First principles derived potential barriers to Li-ion transport through Solid Electrolyte Interphases in batteries

Charging a Li-ion battery is dependent on the ability of Li ions to transport between the cathode and the anode. Li-ion transport is dependent upon (among other factors) the electrostatic environment the ion encounters on the Solid-Electrolyte-Interphase (SEI) which separates an anode from the surrounding electrolyte. Previous first principles work has had difficulty accurately reflecting the electrostatic potential barrier for ions moving through the SEI due to the large length scale necessary to simulate.

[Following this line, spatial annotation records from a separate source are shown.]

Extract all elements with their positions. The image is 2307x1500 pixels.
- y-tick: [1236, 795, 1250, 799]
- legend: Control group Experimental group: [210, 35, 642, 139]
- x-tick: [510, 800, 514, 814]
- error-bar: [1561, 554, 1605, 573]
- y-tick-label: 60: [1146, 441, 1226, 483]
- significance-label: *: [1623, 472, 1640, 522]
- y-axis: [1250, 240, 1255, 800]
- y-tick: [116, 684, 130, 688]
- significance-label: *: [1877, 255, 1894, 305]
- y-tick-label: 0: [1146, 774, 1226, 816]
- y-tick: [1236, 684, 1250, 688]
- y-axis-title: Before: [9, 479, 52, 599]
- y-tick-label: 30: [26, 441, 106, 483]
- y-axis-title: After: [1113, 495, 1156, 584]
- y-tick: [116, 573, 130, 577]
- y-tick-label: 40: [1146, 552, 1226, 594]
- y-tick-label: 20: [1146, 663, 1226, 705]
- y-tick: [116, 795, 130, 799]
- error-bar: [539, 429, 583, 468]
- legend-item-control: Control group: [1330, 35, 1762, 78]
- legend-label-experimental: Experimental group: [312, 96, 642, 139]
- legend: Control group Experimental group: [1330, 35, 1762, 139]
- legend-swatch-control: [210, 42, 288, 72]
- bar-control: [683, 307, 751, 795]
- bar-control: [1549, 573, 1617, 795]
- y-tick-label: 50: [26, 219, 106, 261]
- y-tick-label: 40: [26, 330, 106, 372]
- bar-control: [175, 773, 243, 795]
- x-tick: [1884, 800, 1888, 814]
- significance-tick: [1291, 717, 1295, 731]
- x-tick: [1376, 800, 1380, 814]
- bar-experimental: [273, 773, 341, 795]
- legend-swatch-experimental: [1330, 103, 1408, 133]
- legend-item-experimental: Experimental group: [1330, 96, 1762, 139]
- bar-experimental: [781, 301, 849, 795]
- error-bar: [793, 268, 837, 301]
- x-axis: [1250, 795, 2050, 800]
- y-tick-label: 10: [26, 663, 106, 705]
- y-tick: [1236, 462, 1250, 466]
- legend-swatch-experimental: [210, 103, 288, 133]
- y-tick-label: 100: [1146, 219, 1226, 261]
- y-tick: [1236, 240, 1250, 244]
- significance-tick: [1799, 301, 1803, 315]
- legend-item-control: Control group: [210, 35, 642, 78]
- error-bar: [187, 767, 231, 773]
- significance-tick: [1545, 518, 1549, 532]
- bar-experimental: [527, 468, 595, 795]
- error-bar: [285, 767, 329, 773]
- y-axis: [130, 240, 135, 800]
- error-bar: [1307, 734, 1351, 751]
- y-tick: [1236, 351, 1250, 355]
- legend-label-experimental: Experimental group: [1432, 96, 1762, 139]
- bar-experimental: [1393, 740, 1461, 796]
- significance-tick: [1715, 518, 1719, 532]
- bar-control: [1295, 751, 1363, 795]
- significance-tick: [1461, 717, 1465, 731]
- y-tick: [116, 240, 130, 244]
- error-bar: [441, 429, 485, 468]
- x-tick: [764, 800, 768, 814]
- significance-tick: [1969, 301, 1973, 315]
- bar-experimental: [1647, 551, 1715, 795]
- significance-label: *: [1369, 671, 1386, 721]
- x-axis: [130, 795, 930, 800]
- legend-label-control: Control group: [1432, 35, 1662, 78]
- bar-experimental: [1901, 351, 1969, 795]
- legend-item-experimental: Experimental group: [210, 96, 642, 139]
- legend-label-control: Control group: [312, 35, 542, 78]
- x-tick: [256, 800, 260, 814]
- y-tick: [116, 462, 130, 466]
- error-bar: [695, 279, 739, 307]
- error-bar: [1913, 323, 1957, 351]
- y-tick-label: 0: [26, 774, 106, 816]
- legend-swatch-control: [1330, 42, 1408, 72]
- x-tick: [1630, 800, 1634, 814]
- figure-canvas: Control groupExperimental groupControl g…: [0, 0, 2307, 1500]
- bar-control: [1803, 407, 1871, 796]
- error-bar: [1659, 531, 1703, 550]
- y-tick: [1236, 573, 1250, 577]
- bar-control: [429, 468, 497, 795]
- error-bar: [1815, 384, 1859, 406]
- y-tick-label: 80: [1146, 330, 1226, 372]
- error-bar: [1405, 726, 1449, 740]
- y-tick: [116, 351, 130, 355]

In this work, we develop and apply the Quantum Continuum Approximation (QCA), a methodology for coupling explicit Density Functional Theory (DFT) calculations of interfaces with Poisson-Boltzmann distributions of charge in bulk insulating systems to provide an equilibrium electronic potentiostat for first-principles interface calculations. Using QCA, we calculate the electrostatic potential barrier for Li-ion transport through various SEIs on Li metal anodes. We demonstrate that the SEI potential barriers are dependent on the electronic voltage in each system, although the degree of dependency varies based on the specific SEI interface. This work suggests modifying the voltage and anode-SEI interface structure as a strategy for improved charging rates in Li-ion battery systems.